Her struggles were compounded by the restrictions of COVID-19 protocols. With no nearby relatives and a no-friends policy to limit the spread of the virus, she was broken and alone.
Once out of the Royal Inland Hospital, she returned to her care home, which again restricted visitors.
For Christa and many others, recovery would come in isolation, with only the occasional word from the overworked staff at her long-term care facility.
As the countless stories stack up of the difficulty of isolation for seniors, so has the emotional toll for sons, daughters, spouses, grandchildren and other companions. The new protocols also resulted in unintended consequences: less medical care for residents, fewer visits from caregivers, and residents dying in record numbers.

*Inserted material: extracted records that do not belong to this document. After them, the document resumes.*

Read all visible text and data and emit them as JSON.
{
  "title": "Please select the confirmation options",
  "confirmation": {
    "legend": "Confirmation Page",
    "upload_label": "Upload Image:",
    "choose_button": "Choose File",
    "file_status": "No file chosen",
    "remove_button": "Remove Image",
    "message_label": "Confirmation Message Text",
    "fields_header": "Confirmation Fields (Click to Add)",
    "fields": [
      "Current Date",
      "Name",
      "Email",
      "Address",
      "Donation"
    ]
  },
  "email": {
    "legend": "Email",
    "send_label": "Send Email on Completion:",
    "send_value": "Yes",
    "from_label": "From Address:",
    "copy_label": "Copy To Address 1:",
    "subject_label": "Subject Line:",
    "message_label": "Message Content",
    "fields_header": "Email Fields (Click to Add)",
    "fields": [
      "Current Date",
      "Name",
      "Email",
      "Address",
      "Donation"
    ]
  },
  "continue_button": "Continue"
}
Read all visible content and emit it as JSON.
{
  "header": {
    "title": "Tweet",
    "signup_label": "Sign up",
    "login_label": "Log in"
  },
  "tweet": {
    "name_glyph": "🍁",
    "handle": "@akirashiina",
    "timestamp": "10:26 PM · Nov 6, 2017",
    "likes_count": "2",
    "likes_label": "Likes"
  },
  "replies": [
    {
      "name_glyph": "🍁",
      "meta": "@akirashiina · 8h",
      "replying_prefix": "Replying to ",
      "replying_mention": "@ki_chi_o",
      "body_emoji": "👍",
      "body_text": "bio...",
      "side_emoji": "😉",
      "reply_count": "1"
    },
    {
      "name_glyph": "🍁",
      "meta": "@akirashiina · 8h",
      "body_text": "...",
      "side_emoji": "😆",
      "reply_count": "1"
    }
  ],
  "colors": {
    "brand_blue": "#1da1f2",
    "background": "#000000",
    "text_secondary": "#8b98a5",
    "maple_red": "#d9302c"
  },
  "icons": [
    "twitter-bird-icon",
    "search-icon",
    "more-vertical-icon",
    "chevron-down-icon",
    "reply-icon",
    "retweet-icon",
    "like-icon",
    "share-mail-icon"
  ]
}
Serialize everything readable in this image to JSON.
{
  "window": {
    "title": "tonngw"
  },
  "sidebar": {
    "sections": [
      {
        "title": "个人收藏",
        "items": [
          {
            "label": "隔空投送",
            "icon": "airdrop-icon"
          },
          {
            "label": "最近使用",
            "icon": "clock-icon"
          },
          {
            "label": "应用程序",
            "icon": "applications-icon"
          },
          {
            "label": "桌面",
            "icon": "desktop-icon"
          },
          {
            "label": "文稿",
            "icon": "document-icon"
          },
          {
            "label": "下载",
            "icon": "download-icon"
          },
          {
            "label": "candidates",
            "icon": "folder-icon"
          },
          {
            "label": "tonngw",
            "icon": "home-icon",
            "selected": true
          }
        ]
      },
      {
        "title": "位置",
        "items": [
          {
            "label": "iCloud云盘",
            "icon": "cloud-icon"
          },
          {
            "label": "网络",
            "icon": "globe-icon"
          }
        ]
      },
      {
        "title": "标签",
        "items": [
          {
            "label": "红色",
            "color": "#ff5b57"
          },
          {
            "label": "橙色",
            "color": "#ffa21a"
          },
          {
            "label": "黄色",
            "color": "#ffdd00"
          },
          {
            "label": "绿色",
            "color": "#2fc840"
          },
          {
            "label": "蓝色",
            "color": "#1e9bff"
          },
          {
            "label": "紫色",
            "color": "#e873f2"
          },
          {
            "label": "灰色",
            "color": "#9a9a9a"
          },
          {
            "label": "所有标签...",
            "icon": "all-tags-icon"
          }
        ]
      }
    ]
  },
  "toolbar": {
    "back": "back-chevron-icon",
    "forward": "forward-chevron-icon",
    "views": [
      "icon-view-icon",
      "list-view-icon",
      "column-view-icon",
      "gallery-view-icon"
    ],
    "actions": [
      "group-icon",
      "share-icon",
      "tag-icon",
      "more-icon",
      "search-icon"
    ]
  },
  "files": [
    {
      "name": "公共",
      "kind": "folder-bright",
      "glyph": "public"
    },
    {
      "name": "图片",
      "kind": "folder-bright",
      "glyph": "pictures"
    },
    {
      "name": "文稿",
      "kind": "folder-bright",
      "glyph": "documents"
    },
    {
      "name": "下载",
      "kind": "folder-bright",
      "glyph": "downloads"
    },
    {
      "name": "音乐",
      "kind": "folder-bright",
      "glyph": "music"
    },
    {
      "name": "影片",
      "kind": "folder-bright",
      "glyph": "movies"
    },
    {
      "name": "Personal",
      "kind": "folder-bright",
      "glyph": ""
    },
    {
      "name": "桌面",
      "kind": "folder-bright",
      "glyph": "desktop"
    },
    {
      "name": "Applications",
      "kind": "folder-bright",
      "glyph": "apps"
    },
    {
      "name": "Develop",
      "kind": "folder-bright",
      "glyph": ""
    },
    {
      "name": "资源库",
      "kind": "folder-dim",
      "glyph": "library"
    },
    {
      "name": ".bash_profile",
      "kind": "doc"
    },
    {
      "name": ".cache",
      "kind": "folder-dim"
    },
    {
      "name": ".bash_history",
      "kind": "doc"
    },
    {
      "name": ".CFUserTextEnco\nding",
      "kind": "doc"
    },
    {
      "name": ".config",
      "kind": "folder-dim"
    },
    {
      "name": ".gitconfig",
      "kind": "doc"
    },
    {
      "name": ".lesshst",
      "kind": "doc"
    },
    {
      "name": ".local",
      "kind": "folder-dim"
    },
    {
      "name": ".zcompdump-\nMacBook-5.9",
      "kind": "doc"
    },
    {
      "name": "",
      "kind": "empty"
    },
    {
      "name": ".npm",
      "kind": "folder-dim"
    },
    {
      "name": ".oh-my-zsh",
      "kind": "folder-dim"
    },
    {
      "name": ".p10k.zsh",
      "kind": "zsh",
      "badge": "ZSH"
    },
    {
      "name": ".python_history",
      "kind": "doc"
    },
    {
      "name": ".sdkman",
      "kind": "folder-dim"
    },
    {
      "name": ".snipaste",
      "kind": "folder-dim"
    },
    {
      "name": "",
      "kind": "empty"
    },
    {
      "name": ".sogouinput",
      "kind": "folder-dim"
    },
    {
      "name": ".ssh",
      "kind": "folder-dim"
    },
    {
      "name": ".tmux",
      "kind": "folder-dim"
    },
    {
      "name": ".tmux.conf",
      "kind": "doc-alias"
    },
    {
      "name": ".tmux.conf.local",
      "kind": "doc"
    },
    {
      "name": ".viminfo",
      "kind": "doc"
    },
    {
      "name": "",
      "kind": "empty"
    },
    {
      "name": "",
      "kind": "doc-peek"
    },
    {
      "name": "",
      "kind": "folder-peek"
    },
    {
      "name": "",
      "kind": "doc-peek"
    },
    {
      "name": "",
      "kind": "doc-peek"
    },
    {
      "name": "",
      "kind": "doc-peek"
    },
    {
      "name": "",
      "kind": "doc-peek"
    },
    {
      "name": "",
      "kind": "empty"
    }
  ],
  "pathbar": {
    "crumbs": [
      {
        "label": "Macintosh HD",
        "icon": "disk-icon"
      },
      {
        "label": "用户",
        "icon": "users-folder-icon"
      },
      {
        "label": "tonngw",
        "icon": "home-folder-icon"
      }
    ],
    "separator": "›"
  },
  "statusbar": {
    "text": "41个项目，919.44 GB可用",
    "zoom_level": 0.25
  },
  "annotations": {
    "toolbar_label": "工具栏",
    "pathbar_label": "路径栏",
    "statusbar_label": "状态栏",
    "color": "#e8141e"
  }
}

Chronic labour shortages have dogged the eldercare sector in Canada for years; the pandemic opened cracks in a fragile system.
As seen in
In the first year of the pandemic, more than 80,000 residents and staff members of long-term care homes were infected with the coronavirus. Outbreaks occurred in 2,500 care homes, resulting in the deaths of 14,000 residents, reports the Canadian Institute for Health Information.
“COVID-19 has had a devastating impact on long-term care and retirement home residents, staff and their families,” says Tracy Johnson, director of health system analysis for the Institute. “Recent provincial and national inquiries have highlighted the challenges that homes face and echoed recommendations from past inquiries that point to broader issues like staffing levels and infection control and prevention.”
Last spring in Ontario and Quebec, more than 1,500 members of the Canadian Armed Forces were deployed to 32 care homes with extensive staffing problems and found poor infection prevention and residents being denied food or not fed properly.
The deadly virus tearing through senior facilities sparked a debate about what could be the largest shift in public policy in decades. The trend: a strong call for government-operated senior care facilities.
According to a May 2020 study from the Angus Reid Institute, two-thirds of Canadians say the government should take over — or nationalize — care facilities, to increase the health and safety outcomes for people requiring long-term care.
With one in four Canadians being over age 65 within the coming decade, the time has come to implement viably sustainable changes for the future of long-term care.